Pizzly, grolars or ‘cappuccino bears’ are common names of grizzly/polar hybrids.
‘Such hybrids among bears are not as rare as we have hitherto assumed,’ said study lead author Professor Dr Axel Janke of the Senckenberg Biodiversity and Climate Research Center in Frankfurt.
It had previously been assumed climate change causes grizzlies or ‘brown bears’ to invade northern regions while polar bears are pushed onto the sea ice later than usual.
The new results show however that an abundant flow of genes among different bear species occurred plenty of times in the past.

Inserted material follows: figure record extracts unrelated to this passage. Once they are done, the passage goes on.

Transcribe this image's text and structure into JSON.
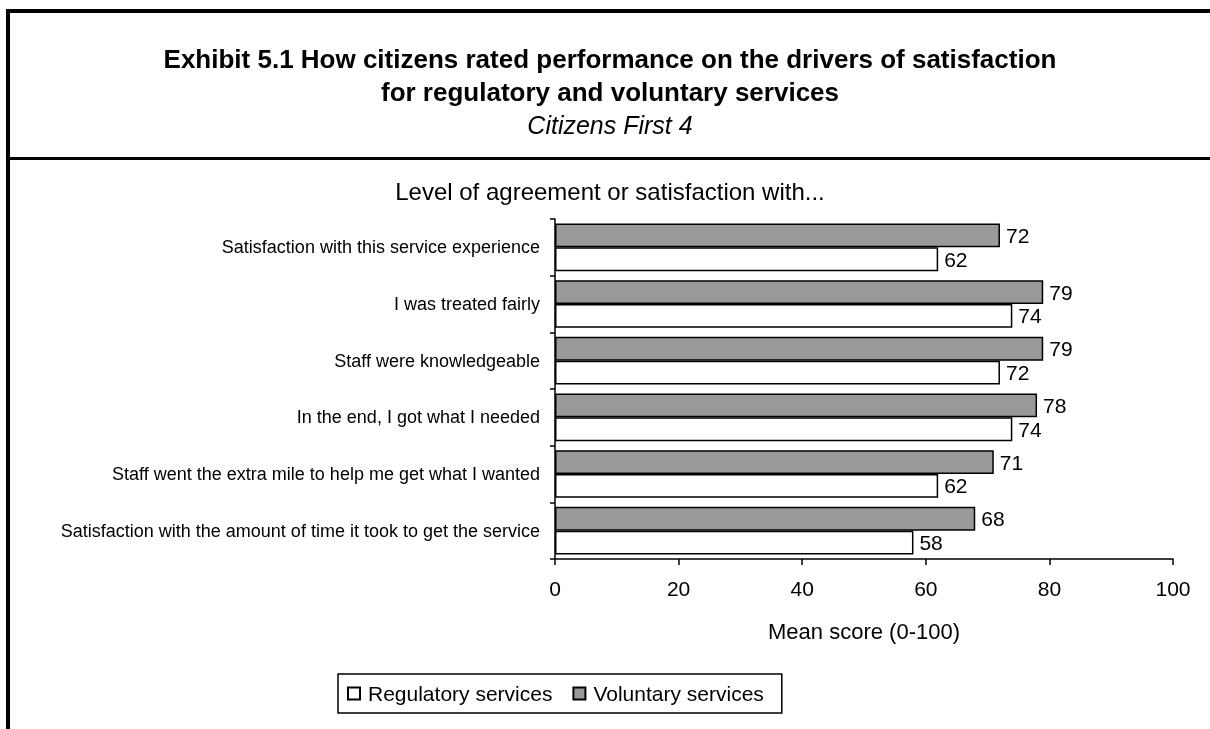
{
  "chart_data": {
    "type": "bar",
    "orientation": "horizontal",
    "title": "Exhibit 5.1 How citizens rated performance on the drivers of satisfaction for regulatory and voluntary services",
    "subtitle": "Citizens First 4",
    "ylabel": "Level of agreement or satisfaction with...",
    "xlabel": "Mean score (0-100)",
    "categories": [
      "Satisfaction with this service experience",
      "I was treated fairly",
      "Staff were knowledgeable",
      "In the end, I got what I needed",
      "Staff went the extra mile to help me get what I wanted",
      "Satisfaction with the amount of time it took to get the service"
    ],
    "series": [
      {
        "name": "Regulatory services",
        "color": "#ffffff",
        "values": [
          62,
          74,
          72,
          74,
          62,
          58
        ]
      },
      {
        "name": "Voluntary services",
        "color": "#999999",
        "values": [
          72,
          79,
          79,
          78,
          71,
          68
        ]
      }
    ],
    "xlim": [
      0,
      100
    ],
    "xticks": [
      0,
      20,
      40,
      60,
      80,
      100
    ],
    "data_labels": true,
    "grid": false,
    "legend": "bottom"
  }
}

This means hybrids are not necessarily linked to climate change, they say.
‘Bears can form hybrids in different combinations,’ said Dr Janke.
Scientists sequenced the entire genomes of four bear species, making it possible to analyse the evolutionary history of all bears.
It shows that the exchange or ‘flow’ of genes between species by hybridisation is possible between most bear species – not only polar and grizzly bears.
‘With these new data of the sun bear, sloth bear, Asiatic black bear and spectacled bear, we now have the genomes of all known bear species,’ Dr Janke said.
The new genomic data show that there must have also been gene flow between the polar and sun bears in the past.
‘We knew this from zoos. In the wild, so far this was only observed for polar bears and brown bear as well as Asiatic black and sun bear,’ he said.